- Polar Boy as depicted in Who's Who in the Legion of Super Heroes #5 (September 1988).

Publication information
- Publisher: DC Comics
- First appearance: Adventure Comics #306 (March 1963)
- Created by: Edmond Hamilton John Forte

In-story information
- Alter ego: Brek Bannin
- Species: Tharrian
- Place of origin: Tharr
- Team affiliations: Legion of Substitute Heroes Legion of Super-Heroes The Wanderers
- Abilities: Cold generation and projection Heat resistance

= Polar Boy =

DC comics character

Polar Boy (Brek Bannin) is a fictional character from the 30th century of the DC Universe, initially suggested by reader Buddy Lavigne of Northbrook, Illinois in the letters page of Adventure Comics #304, from January 1963. He was the first of several characters who were created based on reader suggestions.

==Fictional character biography==
Brek Bannin originates from the planet Tharr, which is considered one of the hottest inhabited planets in the galaxy. His family lives in the hottest valley of the planet, where the inhabitants developed cryokinetic abilities to combat the persistent heat.

Bannin first tried out for the Legion of Super-Heroes, but was rejected due to being unable to control his powers. He founded the Legion of Substitute Heroes with other rejected applicants, becoming the group's first leader.

Polar Boy and the Subs aid the Legion numerous times, mostly acting as local law enforcement while the Legion was off-world. After stopping Computo's attempt to conquer Bismoll, Matter-Eater Lad's home planet, Polar Boy disbands the Substitutes. He applies for membership in the Legion and is inducted along with Sensor Girl, Magnetic Kid, Tellus, and Quislet.

=== "Threeboot" ===
Polar Boy appears in the "Threeboot" Legion as a member of the Wanderers. His powers are described as "slowing molecular movement".

=== Post-Infinite Crisis ===
In post-Infinite Crisis continuity, Polar Boy is seen in a torture camp, captured by an anti-alien movement led by Kirt Niedrigh. His arm had been ripped off, but upon his release by Superman and the Legion, he creates a replacement out of ice.

In Final Crisis: Legion of 3 Worlds, Polar Boy is among the Legionnaires assembled against Superboy-Prime and the new Legion of Super-Villains. To combat this threat, Brainiac 5 sends Polar Boy, Dawnstar, and Wildfire to the 21st century. The three retrieve a strand of Lex Luthor's hair, which the Legion uses in combination with a Kryptonian healing chamber to resurrect Superboy.

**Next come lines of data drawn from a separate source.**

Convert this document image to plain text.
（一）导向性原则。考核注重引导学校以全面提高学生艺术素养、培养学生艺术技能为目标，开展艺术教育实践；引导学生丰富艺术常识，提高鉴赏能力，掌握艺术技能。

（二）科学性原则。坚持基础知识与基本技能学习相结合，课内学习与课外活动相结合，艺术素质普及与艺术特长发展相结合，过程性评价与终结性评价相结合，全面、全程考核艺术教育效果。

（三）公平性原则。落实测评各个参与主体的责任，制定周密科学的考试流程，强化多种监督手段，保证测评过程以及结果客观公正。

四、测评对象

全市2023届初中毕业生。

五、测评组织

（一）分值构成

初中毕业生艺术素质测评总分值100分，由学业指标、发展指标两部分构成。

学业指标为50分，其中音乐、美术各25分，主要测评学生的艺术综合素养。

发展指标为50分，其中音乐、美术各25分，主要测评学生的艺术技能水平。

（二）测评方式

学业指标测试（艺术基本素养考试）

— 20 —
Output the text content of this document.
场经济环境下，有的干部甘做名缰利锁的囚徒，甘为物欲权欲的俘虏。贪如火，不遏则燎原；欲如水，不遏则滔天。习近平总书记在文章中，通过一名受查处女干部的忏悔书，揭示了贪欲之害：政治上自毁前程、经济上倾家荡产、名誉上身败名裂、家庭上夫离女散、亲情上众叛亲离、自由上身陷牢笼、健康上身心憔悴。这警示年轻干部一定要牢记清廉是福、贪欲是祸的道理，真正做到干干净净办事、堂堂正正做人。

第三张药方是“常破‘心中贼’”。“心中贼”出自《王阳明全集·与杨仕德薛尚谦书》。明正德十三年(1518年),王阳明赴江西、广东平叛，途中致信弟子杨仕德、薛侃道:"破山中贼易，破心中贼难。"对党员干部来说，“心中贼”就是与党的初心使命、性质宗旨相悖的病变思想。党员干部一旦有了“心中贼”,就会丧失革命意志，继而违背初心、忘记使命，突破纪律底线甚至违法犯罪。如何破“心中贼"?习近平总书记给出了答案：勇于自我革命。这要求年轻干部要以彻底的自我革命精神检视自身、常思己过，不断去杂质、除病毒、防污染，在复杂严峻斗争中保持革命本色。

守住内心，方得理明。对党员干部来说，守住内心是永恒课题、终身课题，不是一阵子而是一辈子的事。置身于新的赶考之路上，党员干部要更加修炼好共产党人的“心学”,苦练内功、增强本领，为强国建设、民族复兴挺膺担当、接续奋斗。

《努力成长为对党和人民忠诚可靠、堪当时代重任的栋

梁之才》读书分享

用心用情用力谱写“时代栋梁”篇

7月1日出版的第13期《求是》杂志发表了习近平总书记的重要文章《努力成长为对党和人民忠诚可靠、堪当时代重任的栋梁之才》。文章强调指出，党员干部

Polar Boy appears in the 2021 one-shot Tis the Season to Be Freezin, where he dates Comet Queen.

==Powers and abilities==
Polar Boy possesses the innate ability to reduce heat and produce cold, which enables him to withstand high temperatures. He is a skilled leader, having led the Legion of Substitute Heroes on multiple occasions.

==In other media==
- Polar Boy makes non-speaking appearances in Legion of Super Heroes.
- Polar Boy appears as a character summon in Scribblenauts Unmasked: A DC Comics Adventure.
- Polar Boy appears in Batman '66 Meets the Legion of Super-Heroes.